SAN FRANCISCO (07/20/2000) - Three top executives have left Noosh Inc., a printing startup that recently withdrew its public offering and laid off 20 percent of its workforce.
The Palo Alto, Calif.-based company, which helps businesses buy and sell goods and services related to high-end printing, says Hagi Schwartz, Noosh's CFO, will leave the company. It also confirms the earlier departure of Kevin Akeroyd, Noosh's VP of sales. It says Tim Moore, Noosh's general counsel and VP of strategic alliances, will also step down but will continue to advise the company.
In May, citing a soft market, Noosh withdrew its initial public offering. The company subsequently announced it had laid off about 45 employees, a little more than 20 percent of its staff, as it targeted its services to a smaller number of large customers.
Schwartz, Akeroyd and Moore were unavailable to comment.
Dave Hannebrink, Noosh's senior VP of marketing and business development, declined to discuss the specific reasons for the departures. Generally, he said, the departures were part of Noosh's plan to refocus its business. He added that Noosh has raised about $88 million in capital and had $59 million in the bank in March. He declined, however, to give more current figures for the company's cash reserves.
The departures, particularly that of Schwartz, suggest that Noosh is unlikely to revive its postponed IPO anytime soon. Hannebrink, citing Securities and Exchange Commission regulations, declined to discuss the timing of Noosh's potential offering.
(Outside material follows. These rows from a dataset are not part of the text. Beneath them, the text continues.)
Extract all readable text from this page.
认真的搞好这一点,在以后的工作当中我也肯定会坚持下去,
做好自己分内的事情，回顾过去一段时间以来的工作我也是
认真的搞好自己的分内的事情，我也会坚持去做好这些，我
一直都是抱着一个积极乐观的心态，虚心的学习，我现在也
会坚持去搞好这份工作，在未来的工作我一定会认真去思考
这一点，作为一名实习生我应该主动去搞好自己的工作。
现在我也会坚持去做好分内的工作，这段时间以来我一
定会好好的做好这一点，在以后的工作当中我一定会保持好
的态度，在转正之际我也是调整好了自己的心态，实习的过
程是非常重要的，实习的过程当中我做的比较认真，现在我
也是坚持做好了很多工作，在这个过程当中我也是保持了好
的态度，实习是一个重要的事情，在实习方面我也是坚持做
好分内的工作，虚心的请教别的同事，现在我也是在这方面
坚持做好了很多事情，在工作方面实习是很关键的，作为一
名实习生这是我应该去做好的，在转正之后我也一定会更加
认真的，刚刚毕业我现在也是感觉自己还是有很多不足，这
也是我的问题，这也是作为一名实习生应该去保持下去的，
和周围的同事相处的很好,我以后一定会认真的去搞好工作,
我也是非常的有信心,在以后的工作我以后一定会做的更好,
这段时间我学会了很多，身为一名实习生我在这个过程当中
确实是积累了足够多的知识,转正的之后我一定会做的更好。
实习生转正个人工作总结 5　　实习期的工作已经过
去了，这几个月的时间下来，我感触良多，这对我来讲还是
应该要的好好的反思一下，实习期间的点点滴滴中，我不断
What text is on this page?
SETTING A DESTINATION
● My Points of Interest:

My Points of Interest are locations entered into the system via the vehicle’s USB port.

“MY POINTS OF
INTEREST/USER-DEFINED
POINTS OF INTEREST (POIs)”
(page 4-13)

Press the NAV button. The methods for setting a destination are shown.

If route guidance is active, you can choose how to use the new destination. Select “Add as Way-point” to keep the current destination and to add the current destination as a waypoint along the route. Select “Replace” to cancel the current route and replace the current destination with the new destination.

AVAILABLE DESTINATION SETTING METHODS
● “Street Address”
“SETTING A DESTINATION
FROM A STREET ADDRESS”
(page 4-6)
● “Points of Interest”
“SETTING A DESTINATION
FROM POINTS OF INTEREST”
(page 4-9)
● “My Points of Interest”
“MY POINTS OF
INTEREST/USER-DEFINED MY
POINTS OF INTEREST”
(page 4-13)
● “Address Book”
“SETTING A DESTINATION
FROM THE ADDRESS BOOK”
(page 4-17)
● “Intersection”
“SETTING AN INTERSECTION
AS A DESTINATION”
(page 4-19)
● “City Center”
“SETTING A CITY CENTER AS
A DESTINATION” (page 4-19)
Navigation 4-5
Noosh helps link companies that sell printing services and goods with those that buy them, taking a percentage of each transaction. Hannebrink says Noosh has added several important new customers, including General Electric. Between the first and second quarters of this year, he added, Noosh has tripled the dollar value of the transactions it has brokered. In its most recent filing with the SEC, the company reported just US$68,000 in revenues through March 31.